The raider went limp, but the other two men were racing toward me. Still on my knees, I dived forward, ramming into their legs a little below their knees. They went down as if poleaxed. I whirled and caught them across their jaws with the metal rayers.
We were a tangle on the floor when I heard more footsteps. I whirled, both weapons up and covering the doorway as a man in a long black robe stepped into the room. His face was hard and white, almost waxen, but his eyes burned red. There was no hair on his skull, so that he seemed almost like a carved stone image. His stare touched the dead men and the three unconscious raiders sprawled behind me.
“You are not Chan Dahl,” he said softly.
“How can you be so sure? The Council technicians couldn’t say as much, even with all their instruments.”

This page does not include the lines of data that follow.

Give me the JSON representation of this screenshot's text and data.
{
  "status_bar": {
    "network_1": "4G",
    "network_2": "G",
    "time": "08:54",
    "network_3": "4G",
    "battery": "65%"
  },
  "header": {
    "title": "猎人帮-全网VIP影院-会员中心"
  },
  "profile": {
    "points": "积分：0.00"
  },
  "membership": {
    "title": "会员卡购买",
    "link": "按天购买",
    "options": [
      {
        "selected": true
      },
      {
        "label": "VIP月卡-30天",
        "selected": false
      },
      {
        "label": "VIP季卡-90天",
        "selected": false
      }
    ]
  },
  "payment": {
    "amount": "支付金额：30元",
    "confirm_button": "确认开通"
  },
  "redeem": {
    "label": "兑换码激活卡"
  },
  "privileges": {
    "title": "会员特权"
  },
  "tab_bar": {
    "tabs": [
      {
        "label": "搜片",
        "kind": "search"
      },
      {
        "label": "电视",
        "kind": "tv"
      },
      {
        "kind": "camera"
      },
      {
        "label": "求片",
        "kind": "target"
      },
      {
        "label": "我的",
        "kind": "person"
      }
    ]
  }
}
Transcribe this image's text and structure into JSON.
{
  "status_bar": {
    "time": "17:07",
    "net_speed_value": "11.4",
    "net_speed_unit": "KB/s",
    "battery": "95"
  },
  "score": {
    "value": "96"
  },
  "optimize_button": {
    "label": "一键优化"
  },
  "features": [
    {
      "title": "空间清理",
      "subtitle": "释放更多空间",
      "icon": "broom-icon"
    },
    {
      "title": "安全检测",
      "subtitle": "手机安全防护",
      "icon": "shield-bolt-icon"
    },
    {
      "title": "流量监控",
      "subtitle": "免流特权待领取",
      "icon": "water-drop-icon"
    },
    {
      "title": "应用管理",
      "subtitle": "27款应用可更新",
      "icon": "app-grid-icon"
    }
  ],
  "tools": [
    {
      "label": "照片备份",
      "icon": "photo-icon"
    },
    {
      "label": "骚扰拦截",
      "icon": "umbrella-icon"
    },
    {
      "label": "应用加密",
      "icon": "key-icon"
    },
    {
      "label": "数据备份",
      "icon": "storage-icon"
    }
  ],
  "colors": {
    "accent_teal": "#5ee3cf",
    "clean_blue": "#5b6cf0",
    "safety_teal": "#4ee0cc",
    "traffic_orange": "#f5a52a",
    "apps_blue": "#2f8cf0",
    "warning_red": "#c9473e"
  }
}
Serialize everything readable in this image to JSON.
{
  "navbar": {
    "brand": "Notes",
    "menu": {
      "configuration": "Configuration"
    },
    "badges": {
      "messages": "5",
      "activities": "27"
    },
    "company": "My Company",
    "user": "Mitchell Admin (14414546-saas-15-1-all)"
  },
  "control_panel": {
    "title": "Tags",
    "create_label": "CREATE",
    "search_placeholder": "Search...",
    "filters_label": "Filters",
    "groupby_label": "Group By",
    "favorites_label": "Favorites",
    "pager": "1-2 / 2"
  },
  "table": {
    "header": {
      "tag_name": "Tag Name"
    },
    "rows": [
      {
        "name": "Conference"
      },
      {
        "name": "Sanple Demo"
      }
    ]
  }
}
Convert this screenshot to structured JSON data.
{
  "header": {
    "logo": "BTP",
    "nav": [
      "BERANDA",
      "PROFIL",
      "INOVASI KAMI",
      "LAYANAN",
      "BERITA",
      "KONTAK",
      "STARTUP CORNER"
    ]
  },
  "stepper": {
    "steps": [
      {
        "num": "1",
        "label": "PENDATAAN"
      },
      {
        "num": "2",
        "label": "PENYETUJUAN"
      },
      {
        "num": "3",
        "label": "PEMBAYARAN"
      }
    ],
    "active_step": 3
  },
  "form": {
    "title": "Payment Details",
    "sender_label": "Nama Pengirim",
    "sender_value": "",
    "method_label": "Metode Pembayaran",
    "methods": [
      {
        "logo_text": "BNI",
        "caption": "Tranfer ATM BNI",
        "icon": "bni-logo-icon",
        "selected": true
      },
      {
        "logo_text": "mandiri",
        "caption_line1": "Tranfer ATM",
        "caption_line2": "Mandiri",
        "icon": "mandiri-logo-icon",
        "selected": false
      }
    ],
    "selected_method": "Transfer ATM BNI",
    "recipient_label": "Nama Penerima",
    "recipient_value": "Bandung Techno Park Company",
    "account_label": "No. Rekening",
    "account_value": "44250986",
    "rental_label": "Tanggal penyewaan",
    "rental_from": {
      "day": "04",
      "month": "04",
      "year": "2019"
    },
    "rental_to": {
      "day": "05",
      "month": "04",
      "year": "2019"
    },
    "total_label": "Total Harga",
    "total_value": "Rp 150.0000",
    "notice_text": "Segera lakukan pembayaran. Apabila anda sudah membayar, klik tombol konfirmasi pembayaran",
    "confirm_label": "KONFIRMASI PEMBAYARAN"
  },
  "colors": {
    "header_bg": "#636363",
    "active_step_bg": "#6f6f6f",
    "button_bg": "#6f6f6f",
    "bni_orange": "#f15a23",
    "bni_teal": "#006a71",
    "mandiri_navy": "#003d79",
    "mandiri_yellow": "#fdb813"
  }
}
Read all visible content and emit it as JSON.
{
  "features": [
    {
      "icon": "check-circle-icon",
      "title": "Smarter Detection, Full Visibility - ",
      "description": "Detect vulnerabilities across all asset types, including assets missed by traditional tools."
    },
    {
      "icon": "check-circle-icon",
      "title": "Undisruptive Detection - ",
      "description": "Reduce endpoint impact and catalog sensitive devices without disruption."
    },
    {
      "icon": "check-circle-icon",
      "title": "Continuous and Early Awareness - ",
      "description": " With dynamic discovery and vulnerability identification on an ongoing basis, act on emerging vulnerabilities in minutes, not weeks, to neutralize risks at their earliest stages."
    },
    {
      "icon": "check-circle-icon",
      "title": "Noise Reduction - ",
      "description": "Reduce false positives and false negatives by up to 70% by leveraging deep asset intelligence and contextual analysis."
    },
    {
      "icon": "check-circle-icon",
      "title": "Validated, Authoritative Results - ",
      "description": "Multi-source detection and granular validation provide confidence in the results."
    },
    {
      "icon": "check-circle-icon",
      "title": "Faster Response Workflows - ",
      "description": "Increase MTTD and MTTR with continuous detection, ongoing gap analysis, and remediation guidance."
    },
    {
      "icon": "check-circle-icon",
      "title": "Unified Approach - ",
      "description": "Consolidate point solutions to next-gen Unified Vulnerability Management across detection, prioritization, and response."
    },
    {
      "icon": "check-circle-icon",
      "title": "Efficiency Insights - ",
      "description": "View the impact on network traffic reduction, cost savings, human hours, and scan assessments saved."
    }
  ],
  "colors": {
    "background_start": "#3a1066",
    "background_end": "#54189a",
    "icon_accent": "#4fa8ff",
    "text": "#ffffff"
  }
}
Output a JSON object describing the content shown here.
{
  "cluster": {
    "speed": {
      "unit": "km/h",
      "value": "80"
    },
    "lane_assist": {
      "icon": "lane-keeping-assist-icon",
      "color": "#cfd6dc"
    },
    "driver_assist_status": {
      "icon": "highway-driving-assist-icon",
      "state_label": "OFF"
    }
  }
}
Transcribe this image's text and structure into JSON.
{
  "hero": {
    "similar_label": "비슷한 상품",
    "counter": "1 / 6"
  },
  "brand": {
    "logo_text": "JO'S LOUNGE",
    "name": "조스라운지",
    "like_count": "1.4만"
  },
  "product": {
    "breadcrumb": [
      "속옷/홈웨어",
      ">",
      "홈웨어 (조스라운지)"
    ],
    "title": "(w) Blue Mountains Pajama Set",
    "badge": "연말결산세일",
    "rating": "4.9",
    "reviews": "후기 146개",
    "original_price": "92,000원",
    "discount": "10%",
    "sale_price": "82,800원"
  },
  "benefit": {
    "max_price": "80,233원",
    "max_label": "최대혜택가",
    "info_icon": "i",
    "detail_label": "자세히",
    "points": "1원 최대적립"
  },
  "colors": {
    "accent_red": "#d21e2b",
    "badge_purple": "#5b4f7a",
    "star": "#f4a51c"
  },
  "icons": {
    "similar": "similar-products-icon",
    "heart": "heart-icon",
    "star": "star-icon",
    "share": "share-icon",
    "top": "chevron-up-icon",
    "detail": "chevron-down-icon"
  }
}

“If you were Chan Dahl, the comatibeam would have worked. It is geared to the physical structure of men of this period. But your body is different.”
“And what if I’m not Chan Dahl? What do you intend to do?”
“Take you with me, as I had planned doing if you were Chan Dahl. You’re too dangerous to leave behind…yet you’re too valuable to kill.”
“Why?” I asked bluntly.
The red eyes did not waver. The thin, almost bloodless lips said, “Your brain convolutions are those of Chan Dahl. Your every physical property is that of—the traitor. As such, you may be able to serve me.”
“Suppose I refuse?”
“You cannot refuse.”
The red eyes burned like flames in the waxen skull. Too late, I understood what those eyes were doing to me. My muscles were frozen in my body. I could not stir, even to blink an eye. The rayers in my hands with which I covered the cloaked figure in the doorway were no more than heavy weights that slowly sank downward.
When the rayers pointed at the floor, my fingers opened.
The weapons hit the metal control room floor with sharp clanks. I stood as if paralyzed, staring right into those red hell-flames. They were not eyes, as we know eyes to be. They were…something else. Something inhuman. And they held me in their grip as if they were vises around my body.
Behind me there was sound as one of the raiders pulled himself to his feet. The man in the cloak said no word but the raider came and picked up the rayers, tossing them to one side. His companions stirred, sat up. As they passed in front of me on their way to the door they glared at me, and I saw red welts and blood where I had hit them with the rayer barrels.